Tras cerca de cien días en dique seco, el llamado deporte rey, comúnmente conocido como fútbol, ha vuelto a ponerse en marcha en España con toda su inmensa parafernalia y trompetería mediática. Podría decirse que viene a ser como un dios pagano que ha vuelto para quedarse entre nosotros dispuesto a hacer las delicias de sus millones de seguidores. Aunque para millones, y esto también forma parte del espectáculo, los que cobran algunos de los sumos sacerdotes del calzón corto.
Habrán observado ustedes que no soy un gran aficionado al fútbol, y que estas líneas serían suficientes para colgarme del palo mayo de cualquier barco o carrusel deportivo que se precie, periodismo en el que hay excelentes profesionales. No tengo nada en contra del fútbol, ni de sus aficionados, entre los que tengo excelentes amigos, como Mariano, que se dejaría cortar la falangeta por el Real Madrid de sus amores, mientras que a otro, como Antonio, no les toques por nada del mundo al Barça de sus amores.
Pero mirando la cosa desde fuera, sin pasión ni menoscabo, ¿qué es realmente el fútbol en sí, para que despierte tantas pasiones? A grandes rasgos, y parodiando al que fuera inefable alcalde de Madrid, Tierno Galván, podría decirse que el fútbol es el ajuntamiento de once individuos que en calzón corto y de forma disciplinada intentan introducir un cuero inflado llamado balón en un rectángulo conocido como portería.

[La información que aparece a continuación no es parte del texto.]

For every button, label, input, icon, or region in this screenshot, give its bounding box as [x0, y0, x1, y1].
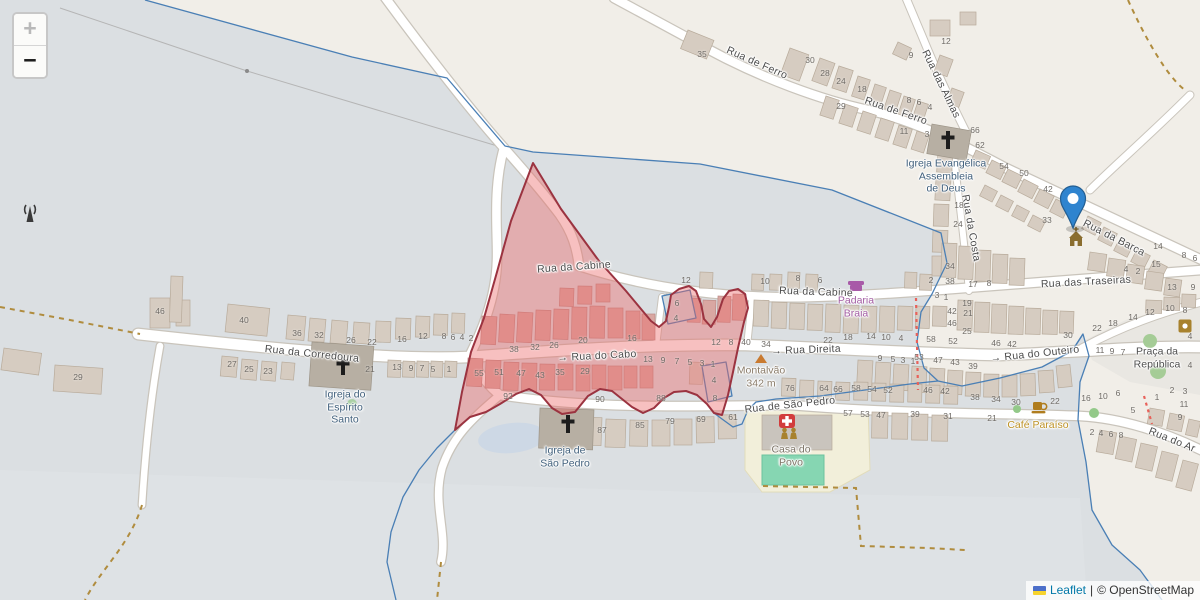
osm-copyright: © OpenStreetMap: [1097, 583, 1194, 597]
ukraine-flag-icon: [1033, 586, 1046, 595]
map-canvas[interactable]: Rua da CabineRua da CabineRua das Trasei…: [0, 0, 1200, 600]
attribution-bar: Leaflet|© OpenStreetMap: [1026, 581, 1200, 600]
zoom-in-button[interactable]: +: [14, 14, 46, 46]
zoom-out-button[interactable]: −: [14, 46, 46, 77]
attribution-separator: |: [1090, 583, 1093, 597]
monument-icon: [1179, 320, 1192, 333]
map-tiles: [0, 0, 1200, 600]
sports-pitch: [762, 455, 824, 485]
first-aid-icon: [779, 414, 795, 428]
leaflet-link[interactable]: Leaflet: [1050, 583, 1086, 597]
casa-do-povo-building: [762, 415, 832, 450]
zoom-control: + −: [12, 12, 48, 79]
bakery-shop-icon: [848, 281, 864, 291]
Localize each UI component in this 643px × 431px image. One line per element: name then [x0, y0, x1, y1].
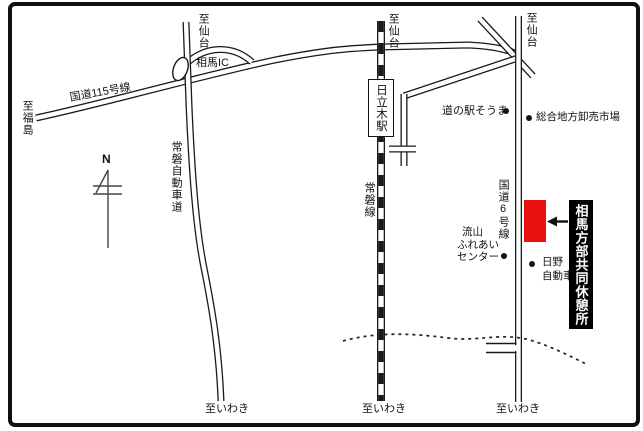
access-map: 至仙台 至仙台 至仙台 至福島 至いわき 至いわき 至いわき 国道115号線 常…	[0, 0, 643, 431]
michinoeki-soma-label: 道の駅そうま	[442, 105, 508, 117]
to-sendai-label-railway: 至仙台	[387, 13, 399, 49]
to-sendai-label-route6: 至仙台	[525, 12, 537, 48]
compass-n-label: N	[102, 153, 111, 166]
soma-ic-label: 相馬IC	[196, 57, 229, 69]
hino-motors-dot	[529, 261, 535, 267]
to-iwaki-label-railway: 至いわき	[362, 403, 406, 415]
to-sendai-label-expressway: 至仙台	[197, 13, 209, 49]
destination-label: 相馬方部共同休憩所	[572, 204, 591, 326]
wholesale-market-dot	[526, 115, 532, 121]
hitachiki-station-box: 日立木駅	[368, 79, 394, 137]
michinoeki-soma-dot	[503, 108, 509, 114]
hitachiki-station-label: 日立木駅	[373, 84, 389, 132]
destination-arrow	[547, 217, 568, 227]
diagonal-road-to-station	[404, 58, 518, 96]
destination-label-box: 相馬方部共同休憩所	[569, 200, 593, 329]
to-iwaki-label-expressway: 至いわき	[205, 403, 249, 415]
nagareyama-center-dot	[501, 253, 507, 259]
expressway-label: 常磐自動車道	[170, 141, 182, 213]
route6-side-stub	[486, 344, 518, 353]
destination-highlight-rect	[524, 200, 546, 242]
nagareyama-center-label: 流山 ふれあい センター	[457, 226, 499, 264]
railway-label: 常磐線	[363, 182, 375, 218]
north-arrow	[93, 170, 122, 248]
map-road-layer	[0, 0, 643, 431]
to-fukushima-label: 至福島	[21, 100, 33, 136]
wholesale-market-label: 総合地方卸売市場	[536, 112, 620, 124]
to-iwaki-label-route6: 至いわき	[496, 403, 540, 415]
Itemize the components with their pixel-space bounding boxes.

Lógicamente, enfrente tienen a otros once hombretones que intentan hacer lo mismo, pero en dirección contraria.
Lo cierto es que el fútbol mueve pasiones y el fervor y admiración de millones de aficionados, al tiempo que millones de euros se mueven y bailan en esa danza ritual a medio camino entre el deporte y el negocio. Dicen los entendidos que en un Real Madrid-Barça las entradas se pagan a precio de pensión. Tanto debe ser, que tengo un amigo que cuando llega esta efemérides revende su entrada de socio y con lo que saca por ese partido paga toda la cuota anual de socio del Real Madrid.
El deporte rey para unos, o pan y circo para otros, ha vuelto a nuestros pueblos y ciudades haciendo las veces de cataplasma, emplaste o apósito ante la difícil situación en que nos encontramos acorralados por un coronavirus del que algunos sabemos tan poco, mientras que otros creen saberlo todo. Bienvenido sea si con su contemplación logran abstraerse unas horas varios millones de personas de la absurda situación.

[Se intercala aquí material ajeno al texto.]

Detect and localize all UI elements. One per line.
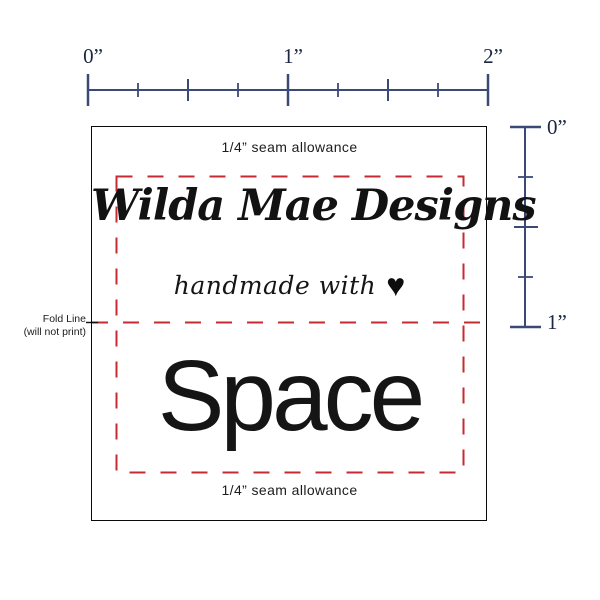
fold-note-line2: (will not print) <box>0 326 86 339</box>
tagline-text: handmade with <box>174 271 377 300</box>
heart-icon: ♥ <box>386 273 405 298</box>
fold-note: Fold Line (will not print) <box>0 313 86 338</box>
seam-allowance-bottom-text: 1/4” seam allowance <box>91 482 488 498</box>
hruler-label-2in: 2” <box>483 44 503 69</box>
seam-allowance-top-text: 1/4” seam allowance <box>91 139 488 155</box>
brand-title: Wilda Mae Designs <box>91 181 488 231</box>
label-design-proof: 0” 1” 2” 0” 1” 1/4” seam allowance Wilda… <box>0 0 600 600</box>
label-main-text: Space <box>91 346 488 446</box>
hruler-label-0in: 0” <box>83 44 103 69</box>
vruler-label-0in: 0” <box>547 115 567 140</box>
tagline: handmade with ♥ <box>91 271 488 300</box>
hruler-label-1in: 1” <box>283 44 303 69</box>
horizontal-ruler <box>88 74 488 106</box>
fold-note-line1: Fold Line <box>0 313 86 326</box>
vruler-label-1in: 1” <box>547 310 567 335</box>
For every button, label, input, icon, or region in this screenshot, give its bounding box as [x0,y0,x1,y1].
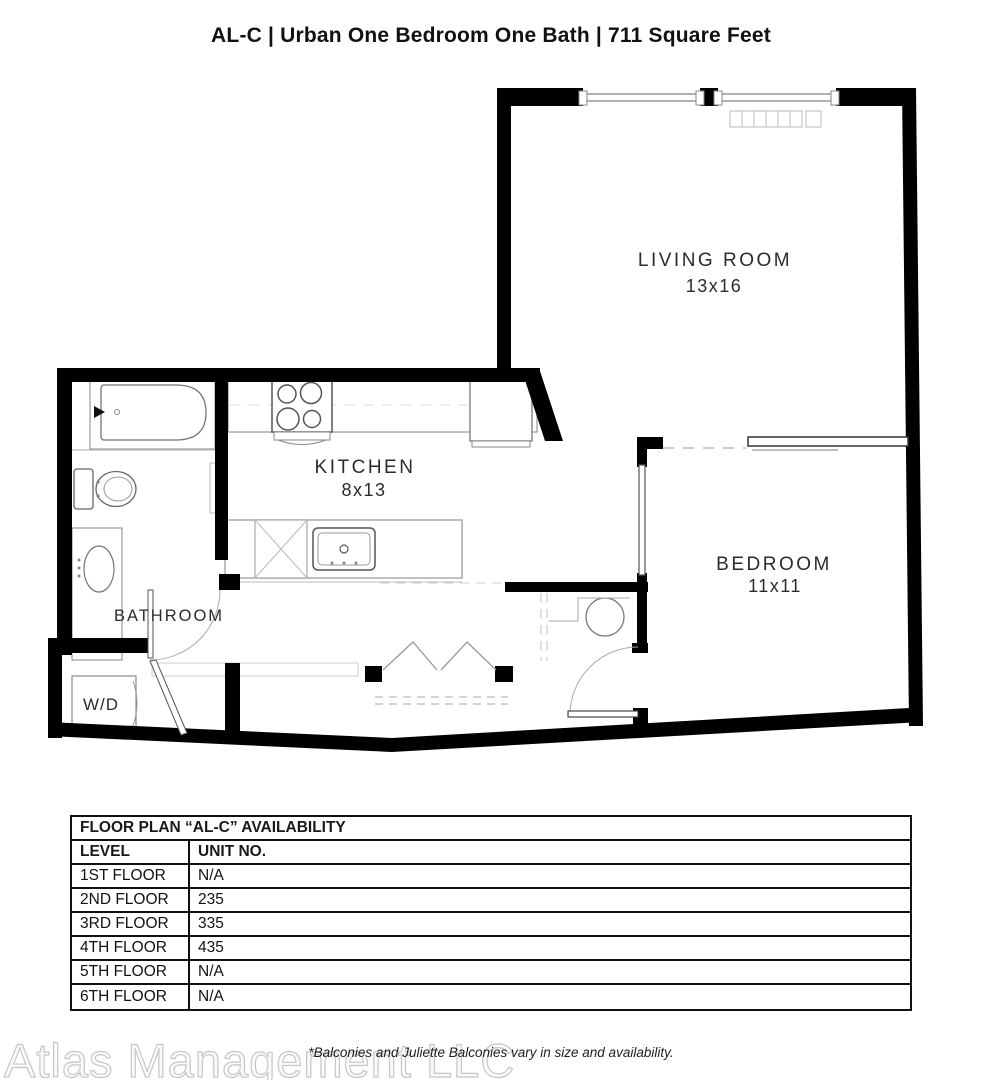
heater-box [806,111,821,127]
kitchen-sink-basin [318,533,370,565]
footnote-text: *Balconies and Juliette Balconies vary i… [0,1045,982,1060]
hall-shelf [152,663,358,676]
table-row: 5TH FLOOR N/A [72,961,910,985]
wall-vestibule-right [637,592,647,647]
level-cell: 2ND FLOOR [72,889,190,911]
toilet-bowl-inner [104,477,132,501]
stove-front-curve [278,440,326,445]
unit-cell: 335 [190,913,910,935]
bathroom-label: BATHROOM [114,607,224,625]
vanity-dot [78,567,81,570]
wall-bath-bottom [48,638,148,653]
stove [272,377,332,432]
window-cap [579,91,587,105]
wall-lr-left [497,88,511,368]
refrigerator [470,377,532,441]
entry-door-swing [570,647,638,715]
availability-table: FLOOR PLAN “AL-C” AVAILABILITY LEVEL UNI… [70,815,912,1011]
unit-cell: 235 [190,889,910,911]
window-cap [831,91,839,105]
wall-door-jamb [632,643,648,653]
living-room-label: LIVING ROOM [638,250,792,271]
column-header-level: LEVEL [72,841,190,863]
kitchen-label: KITCHEN [315,457,416,478]
toilet-bolt [97,495,100,498]
wall-bedroom-left-upper [637,445,647,467]
stove-front [274,432,330,440]
level-cell: 1ST FLOOR [72,865,190,887]
entry-wall-lines [549,598,630,621]
unit-cell: 435 [190,937,910,959]
wall-vestibule-top [505,582,648,592]
unit-cell: N/A [190,985,910,1009]
window-cap [696,91,704,105]
table-title: FLOOR PLAN “AL-C” AVAILABILITY [72,819,346,837]
water-heater [586,598,624,636]
kitchen-dims: 8x13 [341,480,386,500]
level-cell: 4TH FLOOR [72,937,190,959]
entry-door-leaf [568,711,638,717]
living-room-dims: 13x16 [686,276,743,296]
bathtub [101,385,206,440]
refrigerator-handle [472,441,530,447]
wall-bedroom-left-mid [637,573,647,595]
vanity-basin [84,546,114,592]
wall-bath-kitchen-divider [215,368,228,560]
level-cell: 3RD FLOOR [72,913,190,935]
vanity-dot [78,559,81,562]
table-row: 6TH FLOOR N/A [72,985,910,1009]
room-labels: LIVING ROOM 13x16 KITCHEN 8x13 BEDROOM 1… [83,250,832,714]
table-row: 4TH FLOOR 435 [72,937,910,961]
table-title-row: FLOOR PLAN “AL-C” AVAILABILITY [72,817,910,841]
table-header-row: LEVEL UNIT NO. [72,841,910,865]
level-cell: 6TH FLOOR [72,985,190,1009]
unit-cell: N/A [190,961,910,983]
window-cap [714,91,722,105]
wall-right [902,88,923,726]
table-row: 1ST FLOOR N/A [72,865,910,889]
toilet-tank [74,469,93,509]
bedroom-glass-panel [639,465,645,575]
faucet-dot [331,562,334,565]
wall-stub-bifold-right [495,666,513,682]
level-cell: 5TH FLOOR [72,961,190,983]
bifold-door [441,642,496,670]
bifold-door [383,642,437,670]
table-row: 3RD FLOOR 335 [72,913,910,937]
faucet-dot [355,562,358,565]
wall-stub-bifold-left [365,666,382,682]
vanity-dot [78,575,81,578]
wall-stub-bath-door [219,574,240,590]
flyer-page: AL-C | Urban One Bedroom One Bath | 711 … [0,0,982,1080]
bathroom-door-swing [150,590,220,660]
faucet-dot [343,562,346,565]
bedroom-dims: 11x11 [748,576,802,596]
wall-bath-left [57,368,72,655]
wd-label: W/D [83,695,119,714]
wall-closet-left [225,663,240,740]
unit-cell: N/A [190,865,910,887]
table-row: 2ND FLOOR 235 [72,889,910,913]
column-header-unit: UNIT NO. [190,841,910,863]
wall-kitchen-top [57,368,540,382]
toilet-bolt [97,481,100,484]
bedroom-sliding-door-panel [748,437,908,446]
bedroom-label: BEDROOM [716,554,832,575]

Para terminar con el balompédico deporte, permítanme contarles una anécdota ocurrida en el seno familiar: como aficionados ligths al Real Madrid que somos en casa, en una ocasión fui con mis hijos a ver un partido del equipo merengue cuando ellos eran pequeños. Llegada la hora del descanso, y del ansiado bocadillo, mi hija me dijo que sentía ganas de llorar. Pensando que le pasaba algo le comenté que si le dolía la cabeza o algo por el estilo. “No papá –me comentó mi hija– es que estoy tan cerca de Iker Casillas, lo veo tan de cerca que me dan ganas de llorar de alegría”. “Pues llora si quieres, hija –le contesté-, porque con lo que me han costado las entradas, en el precio entra el derecho a llorar. ¿No ves cómo gritan los aficionados al árbitro, que le dicen de todo menos guapo? Pues tú, a lo tuyo, a disfrutar viendo de cerca a Casillas”.
Todas estas cosas, y otras muchas más, pueden llegar a ocurrir en el mundo del fútbol, deporte inventado, como otras tantas cosas, por los hijos de la Gran Bretaña.